They say you can’t go home again, and I think they must be right. My dad lived in the house I grew up in till I was twenty, and I went back after he moved out once. Once was enough.
The people who bought my house after my dad moved out remodeled it extensively before selling it themselves. It was after this second sale that I returned – Miss Tadpole was selling Girl Scout cookies, so I took her through my old neighborhood to see how many of my old customers would buy from her.
It was incredibly surreal being the parent in this scenario. Miss Tadpole was woefully under-prepared when it came to her sales pitch, but I’d been so well-rehearsed at her age that it was easy for me to pick up the slack. We made a great team.
As we strolled through my old stomping grounds, I couldn’t help flashing back to my own time as a cookie seller. I tramped the streets with my mom, selling cookies from house to house as I made my way around the block. Miss Tadpole and I retraced my old route, and it wasn’t long before we reached my old house.
The new occupants took their time answering the door, which gave me a chance to peek in the window. They weren’t interested in buying any cookies, but I couldn’t leave without remarking on how different the inside of the house looked.
“I grew up here.”
“Yeah. It looks a lot different now, though.”
He opened the door a little wider. “Would you like to come in and look around?”
“Could I? That would be great!”
Miss Tadpole and I stepped inside. What used to be the dining room is now the living room. The former owners knocked out the wall between the kitchen and dining room, transforming the space into one big living room. The dining room is now in what used to be the living room; my parents’ bedroom is now the kitchen. I didn’t get to see upstairs, but I heard that the former owners removed the wall-to-wall, floor-to-ceiling closet that my grandpa built for me when I was little. I loved that closet – sure, it was just two-by-fours and wood paneling (oh-so-popular at the time, dontcha know), but there was a wicked cool window seat, too, and my grandpa built things to last.
Maybe it’s for the best that I didn’t go upstairs.
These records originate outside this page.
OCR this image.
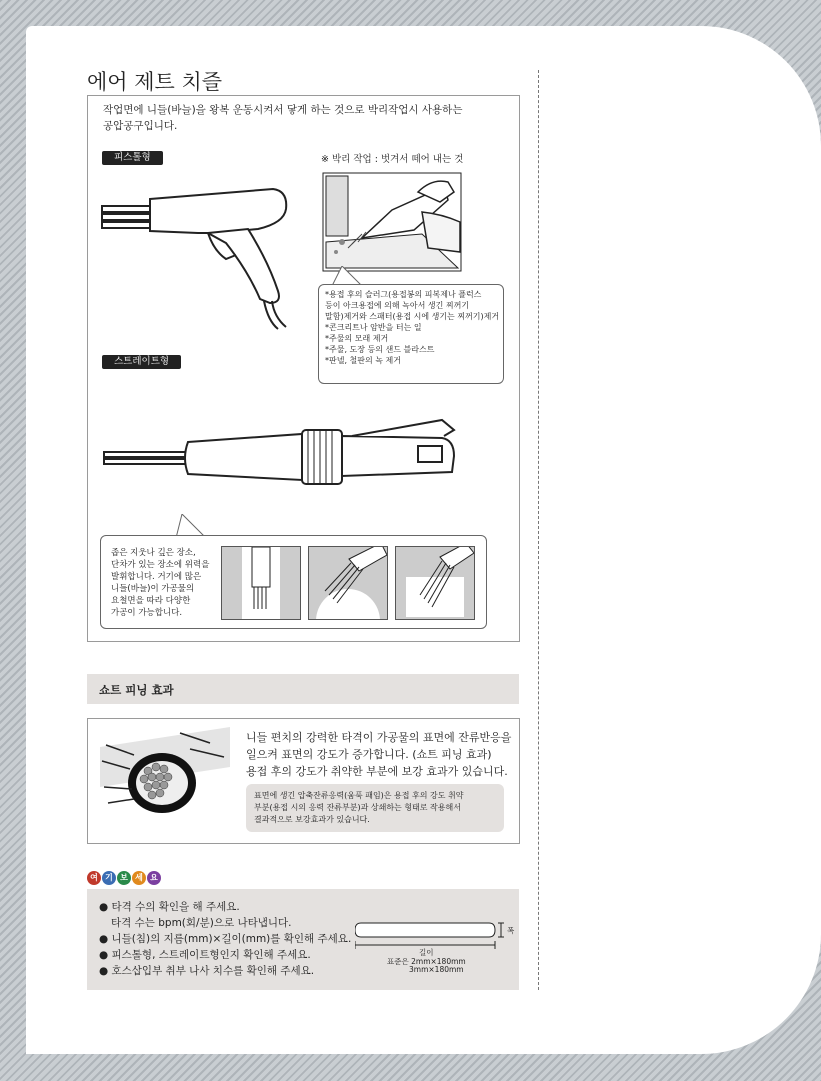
에어 제트 치즐
작업면에 니들(바늘)을 왕복 운동시켜서 닿게 하는 것으로 박리작업시 사용하는
공압공구입니다.
피스톨형	※ 박리 작업 : 벗겨서 떼어 내는 것
스트레이트형
*용접 후의 슬러그(용접봉의 피복제나 플럭스
등이 아크용접에 의해 녹아서 생긴 찌꺼기
말함)제거와 스패터(용접 시에 생기는 찌꺼기)제거
*콘크리트나 암반을 터는 일
*주물의 모래 제거
*주물, 도장 등의 샌드 블라스트
*판넬, 철판의 녹 제거
좁은 지웃나 깊은 장소,
단차가 있는 장소에 위력을
발휘합니다. 거기에 많은
니들(바늘)이 가공물의
요철면을 따라 다양한
가공이 가능합니다.
쇼트 피닝 효과
니들 편치의 강력한 타격이 가공물의 표면에 잔류반응을
일으켜 표면의 강도가 증가합니다. (쇼트 피닝 효과)
용접 후의 강도가 취약한 부분에 보강 효과가 있습니다.
표면에 생긴 압축잔류응력(움푹 패임)은 용접 후의 강도 취약
부분(용접 시의 응력 잔류부분)과 상쇄하는 형태로 작용해서
결과적으로 보강효과가 있습니다.
여 기 보 세 요
● 타격 수의 확인을 해 주세요.
타격 수는 bpm(회/분)으로 나타냅니다.
● 니들(침)의 지름(mm)×길이(mm)를 확인해 주세요.
● 피스톨형, 스트레이트형인지 확인해 주세요.
● 호스삽입부 취부 나사 치수를 확인해 주세요.
폭
길이
표준은 2mm×180mm
3mm×180mm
The new owner and I got to talking as I looked around; what started as curiosity ended with a cookie sale. Win-win! He seemed a nice enough chap, but evidently my old house just wasn’t for him. I heard recently that the house is sitting vacant; he and his family have moved out. And while I wouldn’t mind living there again, I know it’ll never happen. I married a country boy, and I would want to live in my home.
That house is no longer my home, and it never will be again, even if we did buy it. No matter how badly you might want to, you just can’t go home again.
What about you – have you ever revisited places you used to live? What was it like?